In principle, Steam is a Sword Of Damocles just like any other Monopoly. In practice, the alternatives are EA and Epic, no thank you (I know itch.io is a good competitor, but they don’t have any pull on AAA publishers so I don’t expect them to take the market if Steam implodes).
Also, Valve is innovating in ways that nobody else seems willing to - not just their Linux ports (represent!), but also their attempts on HTPC gaming (which was unnecessarily a huge pain in the ass on PC, for no good reason) and their steam controller. And their portable PC gaming with the Steam deck (which to be fair GPD probably did first).
All in all, I’m happy to pay the Steam tax for what they’re doing. I have no illusions that Epic Games Store would provide serious competition in terms of the goodies I want, because they already aren’t, and they’re still in their sweetheart phase.

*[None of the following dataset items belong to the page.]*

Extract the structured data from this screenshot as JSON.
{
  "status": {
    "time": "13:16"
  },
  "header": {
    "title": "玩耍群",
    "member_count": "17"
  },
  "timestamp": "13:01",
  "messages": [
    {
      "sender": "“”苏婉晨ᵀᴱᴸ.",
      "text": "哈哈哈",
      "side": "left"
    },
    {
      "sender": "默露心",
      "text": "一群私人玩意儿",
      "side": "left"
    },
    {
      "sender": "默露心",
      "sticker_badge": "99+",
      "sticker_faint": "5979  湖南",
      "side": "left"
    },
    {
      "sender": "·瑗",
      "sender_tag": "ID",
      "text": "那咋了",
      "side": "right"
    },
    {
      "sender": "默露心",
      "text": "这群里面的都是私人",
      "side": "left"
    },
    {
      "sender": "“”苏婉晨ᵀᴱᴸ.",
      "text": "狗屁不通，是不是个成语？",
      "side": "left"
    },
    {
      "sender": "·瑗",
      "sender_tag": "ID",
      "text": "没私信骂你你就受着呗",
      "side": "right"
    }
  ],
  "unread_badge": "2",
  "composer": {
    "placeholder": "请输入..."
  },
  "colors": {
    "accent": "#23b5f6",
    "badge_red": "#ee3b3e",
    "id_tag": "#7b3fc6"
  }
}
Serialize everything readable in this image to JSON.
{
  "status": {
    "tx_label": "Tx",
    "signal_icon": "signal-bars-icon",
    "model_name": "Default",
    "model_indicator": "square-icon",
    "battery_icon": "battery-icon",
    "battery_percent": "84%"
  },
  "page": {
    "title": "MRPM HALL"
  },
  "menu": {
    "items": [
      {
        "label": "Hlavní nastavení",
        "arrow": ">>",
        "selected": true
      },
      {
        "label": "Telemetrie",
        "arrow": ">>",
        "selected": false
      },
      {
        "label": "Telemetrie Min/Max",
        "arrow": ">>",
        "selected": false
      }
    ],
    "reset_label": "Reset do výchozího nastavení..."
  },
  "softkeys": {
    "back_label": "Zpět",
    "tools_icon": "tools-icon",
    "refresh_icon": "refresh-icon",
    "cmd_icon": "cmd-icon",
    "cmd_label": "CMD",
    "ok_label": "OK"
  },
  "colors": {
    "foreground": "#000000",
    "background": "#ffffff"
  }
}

They disrupted the status quo back in 2003 (2001?), then in 2009 they were doing Linux ports, then in ~2015 they were doing HTPC stuff (and also funding Linux graphic driver dev the entire time, Linux gaming in its current state would not exist without Valve), there was their Steam Machine experiment somewhere in there (it flopped but that doesn’t make it cost any less), then they were doing Steam Deck stuff. They’re still paying Linux graphic devs BTW.